Слезы текли по лицу Гидеона. Он все еще прилагал всю силу, давя на мою рану.
— Не покидай меня, Гвенни, не покидай меня, — шептал он, и внезапно я перестала что-то видеть, зато почувствовала под собой жесткий пол, глухую боль в животе и всю тяжесть собственного тела.
Я с хрипом вдохнула и почувствовала, что для следующего вдоха у меня не осталось сил. Я хотела открыть глаза, чтобы в последний раз увидеть Гидеона, но не смогла.

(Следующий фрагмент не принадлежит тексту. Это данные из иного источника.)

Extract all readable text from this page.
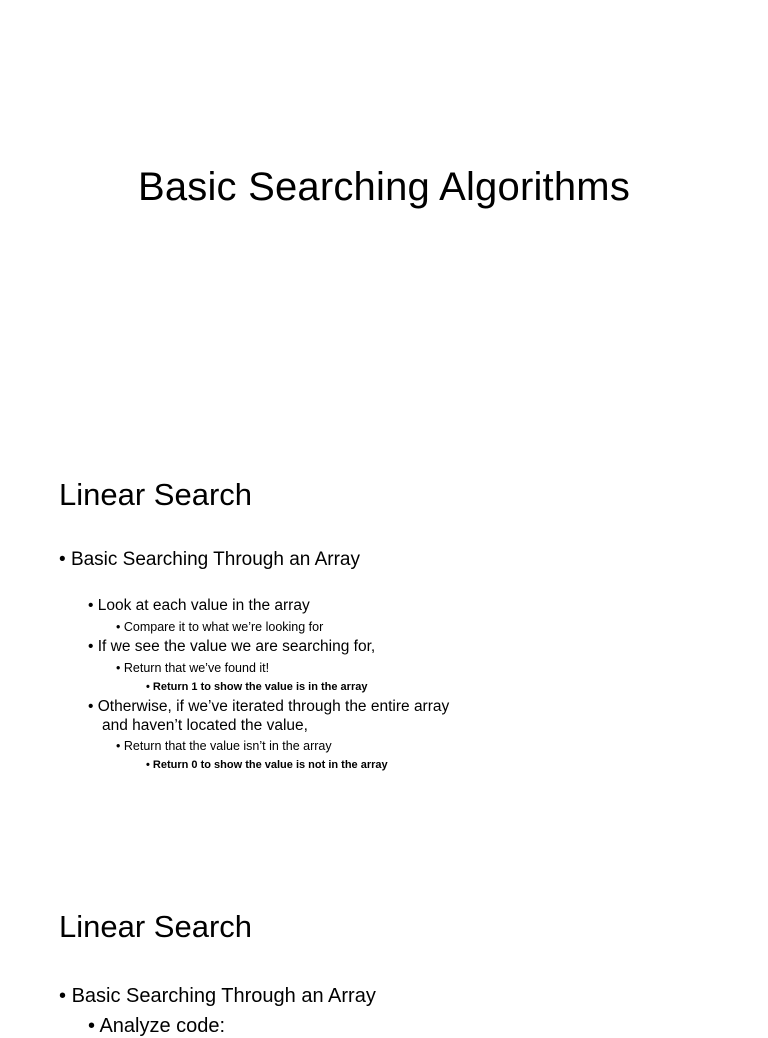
Basic Searching Algorithms
Linear Search

• Basic Searching Through an Array

• Look at each value in the array

• Compare it to what we’re looking for

• If we see the value we are searching for,

• Return that we’ve found it!

• Return 1 to show the value is in the array

• Otherwise, if we’ve iterated through the entire array

and haven’t located the value,

• Return that the value isn’t in the array

• Return 0 to show the value is not in the array

Linear Search

• Basic Searching Through an Array

• Analyze code:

— Я люблю тебя, Гвенни, пожалуйста, не покидай меня, — сказал Гидеон, и это было последним, что я услышала, прежде чем меня поглотило великое Ничто.
Неживые предметы любого рода и материалы могут без проблем переноситься во времени, причем в оба направления. Основное условие: предмет в момент транспортировки не может иметь контакт к чему- или кому-либо, кроме переносящего его путешественника во времени. Самым большим до сегодняшнего момента перенесенным предметом был стол из трапезной длиной четыре метра, который близнецы де Вилльеры переместили из года 1900 в год 1805 и обратно (см. Том 4, Глава 3 «Эксперименты и эмпирические исследования», стр. 188 и далее).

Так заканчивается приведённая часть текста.